Нетривиальна до патоки. Сладкая внешность. Колкий язык. Лицо неоднородно. Мишура, мишура, дабы не заползли под маску в самую пропасть. Чёрный глаз равнодушен. Цветной глаз идеален. Отражает биение сердца. И следы чужой мысли.
Рога как будто четыре. Да основания два. Как ствол рассекает молния, рассекло намерение его. В небо и землю устремлены половины. Четыре конца на два рога. Что бант, только личный.
Прихоти в каждом рукаве. Фокусник обзавидуется. Сложно не влюбиться. Невыносимо трудно любить. Дёргает за струны, проверяя на прочность. Когда не может расколоть орех, прибегает к обходу. Родственники вдохновляют её. Родственники же раздражают. Крепкие орехи. Скорлупа, что алмаз. Приходится выуживать мысли иначе, по нормальному. Что за деревенские методы – разговоры! Что за развлечение! Подниматься всё выше, бросая вызов неподатливым материям. Терпящая облилась бы слезами от умиления. И страха пред дерзким вызовом.
В шутливом рассказе есть злая вымученность. Истинное счастье – видеть счастье во всём. Пока играет музыка, бал не кончается. Почему надо останавливаться сейчас? Радость прячется в каждом штрижке. Что же не выдавить её? Заглотить полностью, как вкусный десерт. Поделиться с окружением, если нет аллергии. Если нет неприязни. Культ веселья ей не нужен. Она просто умеет получать удовольствие от всего, что делает. От всего, что делается.
«Послушал я анекдоты священнослужителей о Хатпрос, посмеялся. А когда повстречался с ней лично, посмеялся ещё раз – над знакомыми, рассказывавшими глумливые байки. Как эта утончённая, прелестная дама с выдержанными манерами, завлекательным взглядом, очаровательной улыбкой может, согласно клятвенным увещеваниям служителей, во время переговоров спрашивать у церковников, сколько у них извилин в голове и правда ли, что служители в мужских монастырях (стыдно повторять такое!) лобызают персики друг друга! Ни на секунду не поверю, что эта блистательная женщина может опуститься до таких низких выходок!»

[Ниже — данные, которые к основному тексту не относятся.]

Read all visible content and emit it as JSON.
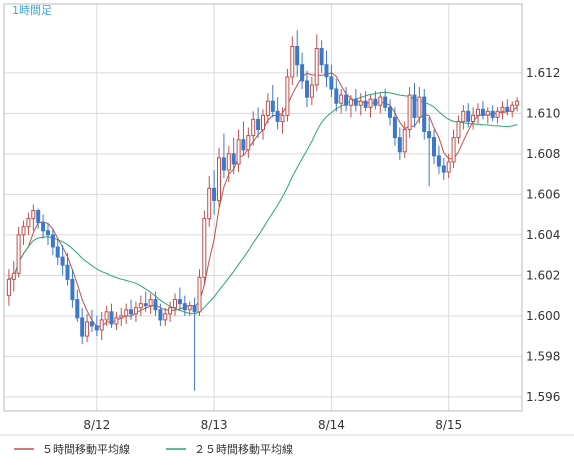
{
  "chart_data": {
    "type": "candlestick",
    "timeframe_label": "1時間足",
    "y_axis": {
      "ticks": [
        "1.596",
        "1.598",
        "1.600",
        "1.602",
        "1.604",
        "1.606",
        "1.608",
        "1.610",
        "1.612"
      ],
      "range": [
        1.5953,
        1.6154
      ],
      "grid": true
    },
    "x_axis": {
      "ticks": [
        {
          "label": "8/12",
          "index": 18
        },
        {
          "label": "8/13",
          "index": 42
        },
        {
          "label": "8/14",
          "index": 66
        },
        {
          "label": "8/15",
          "index": 90
        }
      ],
      "grid": true
    },
    "candles": [
      [
        1.601,
        1.6023,
        1.6005,
        1.6018
      ],
      [
        1.6018,
        1.6027,
        1.6012,
        1.6021
      ],
      [
        1.6021,
        1.6044,
        1.6019,
        1.604
      ],
      [
        1.604,
        1.6047,
        1.6035,
        1.6044
      ],
      [
        1.6044,
        1.6051,
        1.604,
        1.6048
      ],
      [
        1.6048,
        1.6055,
        1.6042,
        1.6052
      ],
      [
        1.6052,
        1.6053,
        1.6043,
        1.6046
      ],
      [
        1.6046,
        1.605,
        1.6038,
        1.6042
      ],
      [
        1.6042,
        1.6046,
        1.6035,
        1.604
      ],
      [
        1.604,
        1.6043,
        1.603,
        1.6034
      ],
      [
        1.6034,
        1.6038,
        1.6025,
        1.6029
      ],
      [
        1.6029,
        1.6035,
        1.602,
        1.6025
      ],
      [
        1.6025,
        1.6031,
        1.6015,
        1.6018
      ],
      [
        1.6018,
        1.6023,
        1.6004,
        1.6008
      ],
      [
        1.6008,
        1.6013,
        1.5997,
        1.5999
      ],
      [
        1.5999,
        1.6004,
        1.5986,
        1.599
      ],
      [
        1.599,
        1.6001,
        1.5987,
        1.5997
      ],
      [
        1.5997,
        1.6003,
        1.5992,
        1.5995
      ],
      [
        1.5995,
        1.6,
        1.599,
        1.5993
      ],
      [
        1.5993,
        1.6002,
        1.5988,
        1.5998
      ],
      [
        1.5998,
        1.6005,
        1.5995,
        1.6002
      ],
      [
        1.6002,
        1.6006,
        1.5994,
        1.5996
      ],
      [
        1.5996,
        1.6002,
        1.5993,
        1.5999
      ],
      [
        1.5999,
        1.6004,
        1.5995,
        1.6
      ],
      [
        1.6,
        1.6006,
        1.5996,
        1.6003
      ],
      [
        1.6003,
        1.6008,
        1.5998,
        1.6001
      ],
      [
        1.6001,
        1.6007,
        1.5997,
        1.6004
      ],
      [
        1.6004,
        1.601,
        1.6,
        1.6006
      ],
      [
        1.6006,
        1.6012,
        1.6002,
        1.6005
      ],
      [
        1.6005,
        1.6011,
        1.6001,
        1.6008
      ],
      [
        1.6008,
        1.6012,
        1.6,
        1.6003
      ],
      [
        1.6003,
        1.6006,
        1.5995,
        1.5998
      ],
      [
        1.5998,
        1.6004,
        1.5995,
        1.6001
      ],
      [
        1.6001,
        1.6007,
        1.5997,
        1.6004
      ],
      [
        1.6004,
        1.6011,
        1.6,
        1.6008
      ],
      [
        1.6008,
        1.6014,
        1.6003,
        1.6006
      ],
      [
        1.6006,
        1.601,
        1.6,
        1.6003
      ],
      [
        1.6003,
        1.6007,
        1.6,
        1.6005
      ],
      [
        1.6005,
        1.6009,
        1.5963,
        1.6002
      ],
      [
        1.6002,
        1.6023,
        1.6,
        1.6019
      ],
      [
        1.6019,
        1.6052,
        1.6015,
        1.6048
      ],
      [
        1.6048,
        1.6069,
        1.6044,
        1.6063
      ],
      [
        1.6063,
        1.6072,
        1.605,
        1.6057
      ],
      [
        1.6057,
        1.6083,
        1.6054,
        1.6078
      ],
      [
        1.6078,
        1.609,
        1.6068,
        1.6072
      ],
      [
        1.6072,
        1.6084,
        1.6066,
        1.608
      ],
      [
        1.608,
        1.6088,
        1.607,
        1.6075
      ],
      [
        1.6075,
        1.6092,
        1.6071,
        1.6087
      ],
      [
        1.6087,
        1.6096,
        1.6079,
        1.6082
      ],
      [
        1.6082,
        1.6093,
        1.6078,
        1.6089
      ],
      [
        1.6089,
        1.6101,
        1.6084,
        1.6097
      ],
      [
        1.6097,
        1.6103,
        1.6088,
        1.6092
      ],
      [
        1.6092,
        1.6102,
        1.6087,
        1.6099
      ],
      [
        1.6099,
        1.611,
        1.6095,
        1.6106
      ],
      [
        1.6106,
        1.6114,
        1.6098,
        1.6101
      ],
      [
        1.6101,
        1.6108,
        1.6092,
        1.6096
      ],
      [
        1.6096,
        1.6103,
        1.609,
        1.6099
      ],
      [
        1.6099,
        1.6122,
        1.6096,
        1.6118
      ],
      [
        1.6118,
        1.6138,
        1.6114,
        1.6133
      ],
      [
        1.6133,
        1.6141,
        1.6118,
        1.6124
      ],
      [
        1.6124,
        1.613,
        1.6112,
        1.6116
      ],
      [
        1.6116,
        1.6121,
        1.6103,
        1.6108
      ],
      [
        1.6108,
        1.6118,
        1.6104,
        1.6114
      ],
      [
        1.6114,
        1.6139,
        1.6111,
        1.6132
      ],
      [
        1.6132,
        1.6136,
        1.612,
        1.6124
      ],
      [
        1.6124,
        1.6131,
        1.6113,
        1.6118
      ],
      [
        1.6118,
        1.6124,
        1.6108,
        1.6112
      ],
      [
        1.6112,
        1.6117,
        1.6101,
        1.6105
      ],
      [
        1.6105,
        1.6112,
        1.61,
        1.6109
      ],
      [
        1.6109,
        1.6113,
        1.6101,
        1.6104
      ],
      [
        1.6104,
        1.6109,
        1.6098,
        1.6107
      ],
      [
        1.6107,
        1.6112,
        1.6101,
        1.6104
      ],
      [
        1.6104,
        1.611,
        1.6099,
        1.6106
      ],
      [
        1.6106,
        1.6111,
        1.6101,
        1.6103
      ],
      [
        1.6103,
        1.6109,
        1.6098,
        1.6107
      ],
      [
        1.6107,
        1.6111,
        1.6102,
        1.6104
      ],
      [
        1.6104,
        1.611,
        1.61,
        1.6108
      ],
      [
        1.6108,
        1.6112,
        1.6101,
        1.6103
      ],
      [
        1.6103,
        1.6107,
        1.6094,
        1.6098
      ],
      [
        1.6098,
        1.6103,
        1.6084,
        1.6088
      ],
      [
        1.6088,
        1.6093,
        1.6077,
        1.6081
      ],
      [
        1.6081,
        1.6096,
        1.6078,
        1.6092
      ],
      [
        1.6092,
        1.6113,
        1.6088,
        1.6109
      ],
      [
        1.6109,
        1.6115,
        1.6093,
        1.6098
      ],
      [
        1.6098,
        1.6113,
        1.6095,
        1.6108
      ],
      [
        1.6108,
        1.6112,
        1.6087,
        1.6091
      ],
      [
        1.6091,
        1.6098,
        1.6064,
        1.6088
      ],
      [
        1.6088,
        1.6092,
        1.6075,
        1.6079
      ],
      [
        1.6079,
        1.6084,
        1.607,
        1.6074
      ],
      [
        1.6074,
        1.6078,
        1.6067,
        1.6071
      ],
      [
        1.6071,
        1.608,
        1.6068,
        1.6076
      ],
      [
        1.6076,
        1.6092,
        1.6073,
        1.6088
      ],
      [
        1.6088,
        1.6099,
        1.6085,
        1.6096
      ],
      [
        1.6096,
        1.6104,
        1.6092,
        1.6101
      ],
      [
        1.6101,
        1.6105,
        1.6093,
        1.6096
      ],
      [
        1.6096,
        1.6103,
        1.6092,
        1.6099
      ],
      [
        1.6099,
        1.6105,
        1.6095,
        1.6102
      ],
      [
        1.6102,
        1.6106,
        1.6097,
        1.6099
      ],
      [
        1.6099,
        1.6103,
        1.6095,
        1.6101
      ],
      [
        1.6101,
        1.6104,
        1.6096,
        1.6098
      ],
      [
        1.6098,
        1.6103,
        1.6095,
        1.6101
      ],
      [
        1.6101,
        1.6106,
        1.6097,
        1.6103
      ],
      [
        1.6103,
        1.6107,
        1.6099,
        1.6101
      ],
      [
        1.6101,
        1.6106,
        1.6098,
        1.6104
      ],
      [
        1.6104,
        1.6108,
        1.6101,
        1.6106
      ]
    ],
    "series": [
      {
        "name": "５時間移動平均線",
        "period": 5,
        "color": "#c0504d"
      },
      {
        "name": "２５時間移動平均線",
        "period": 25,
        "color": "#2aa86b"
      }
    ],
    "colors": {
      "up_candle": "#ffffff",
      "up_candle_border": "#c0504d",
      "down_candle": "#3d78c9",
      "down_candle_border": "#3d78c9",
      "grid": "#d9d9d9",
      "frame": "#bbbbbb",
      "timeframe_label": "#3fa6d6"
    }
  }
}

Тройное дно у невинного взмаха. Вымысел в движении воздуха. Позлить податливых и спрятаться за спину братца. В обиду себя не даст. Выгонит с праздника жизни, если испортят восторги. Раздаст конечности глупцов на аукционе. Всему находит применение. Жаль выбрасывать инструменты экстаза. Застелет стол старыми платьями, если потеряет листок с функционалом.
Азарт смакует по капле. Опасно вьётся пружинка. Злопамятность в придачу кружится. Церковники устанут молиться. Давно стали предметом её анекдотов. Щекочет их мысли по капле. Выскребает ложечкой терпение.
Так ли много теплоты в мёртвой кукле? Уважение раздаёт по крупице. Пятёрка ещё ухватила. Другие остались с дыркой. Жуют собственные кушаки в приступе злости. Достижения умирающих не стоят её вздоха. Возраст и опыт ничтожны в мире бессмертных.
За институтом болезней следит с удовольствием. Так чарующе прекрасны непонятные болячки. Откуда берутся, куда пропадают? В медицине Королева – настоящая королева. Как же упустить этот миллион причин, истачивающих чужие тела? Как пройти мимо таких далёких явлений?
Сотня танцев, треть всех искусств, десяток древних языков. Фу, и зачем столько знаний? Сама поражается своей осведомлённости. Не хвастает талантами – хранит для подходящих моментов. Всю себя в обмен на случай. Иначе в чём яркость помоста, на котором не вытачиваешься в шедевр?
«Она злая, очень злая. Все её помыслы и желания направлены на хаос и разрушения. На рождение беспорядка. На убийство спокойствия. Но она не сосредоточие зла, как могло бы показаться. Всего лишь неугомонное, шаловливое дитя, которому скучно, когда вокруг тихо»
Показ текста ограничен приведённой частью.